We hop back in her car, and Starr continues to tour me around the estate. We pass an old vineyard shed, inoperable trucks, an old chapel that was built by Charlie’s great aunt around 1910; it is considered part of the Grace Cathedral (and was originally located there) in San Francisco and is registered as an historical landmark. The Crocker family donated a block of Nob Hill so that Grace Cathedral could be built. Starr and her husband Norm were married outside the vineyard chapel. We pass Charlie’s woodworking shop, a cluster of chickens picking at weeds and wild flowers, and an old gravity-flow winery which Crocker converted into the family residence. There’s also a beautiful old brandy distillery, later converted by Crocker into the “Casali”, or party room, which wine club members currently enjoy during private events.
Starr stops outside an 1870s Sears & Roebuck kit home not far from a block of Sauvignon Blanc. It is charmingly rendered in a Victorian style. “Charlie was so happy to get this,” Starr says. “It could have come from Chicago or Wisconsin, because the railway went through here, from Chicago all the way to San Francisco.” Olive, oak and walnut trees that have “passed away” on the property have gradually been repurposed. “Charlie and I have similar minds that way; we like to give things new life. So if a tree passes away, it’s repurposed into a table or door.”

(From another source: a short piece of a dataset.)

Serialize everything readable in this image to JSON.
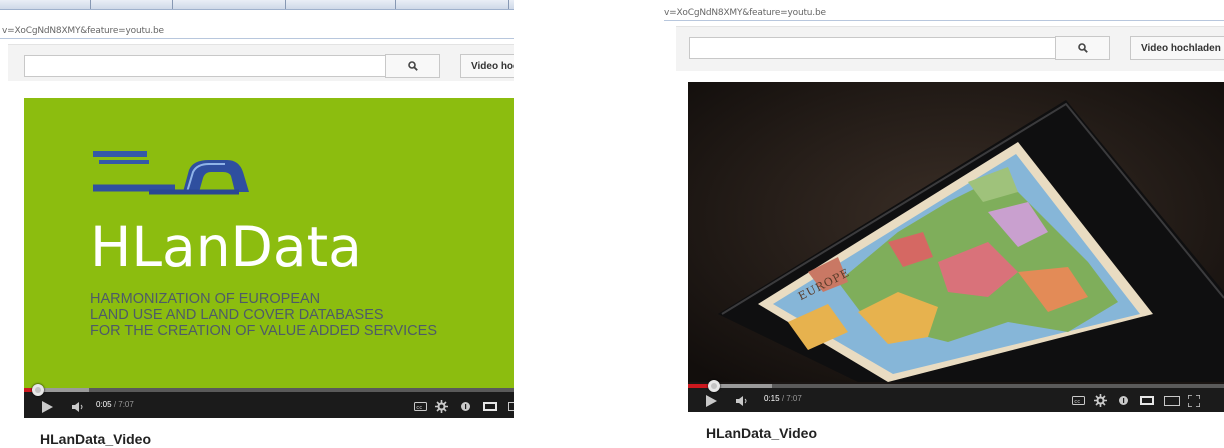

As we pass several blocks of Sauvignon Blanc, Starr says, “We’ve created a ‘Napa-style’ Sauvignon Blanc. I was getting tired of hearing people chasing a New Zealand or Bordeaux style in the Napa Valley. I kept saying to colleagues ‘we’ve got this on our own.’ I think you’ll find the wine has tension and flesh. A lot of red wine drinkers won’t pick up a glass of Sauvignon Blanc; they’ll probably go for a Chardonnay first. It’s easy for them to taste the flesh in Chardonnay. I think here we’ve captured the flesh of Sauvignon Blanc. We’ll see.” When later in the day we sit down to taste the Sauvignon Blanc, Starr’s comments turn out to be on the money. The fruit is front and center, fleshy and mouth-filling, while the acidity keeps the wine itself laser-focused, and seems to cleanse the palate as one consumes it.
Visitors touring the Napa Valley will find the Crocker & Starr experience unique. An appointment in advance is required, and no more than six guests at a time are invited to visit. Beginning inside a 1918 restored farmhouse, guests receive a glass of Sauvignon Blanc, and then head off for a walk through the vineyards and property. Later they arrive at the Garden Arbor & Stone House, where they participate in a tasting of the estates red wines. The table at which guests are seated is made from those self-same trees they passed on the property.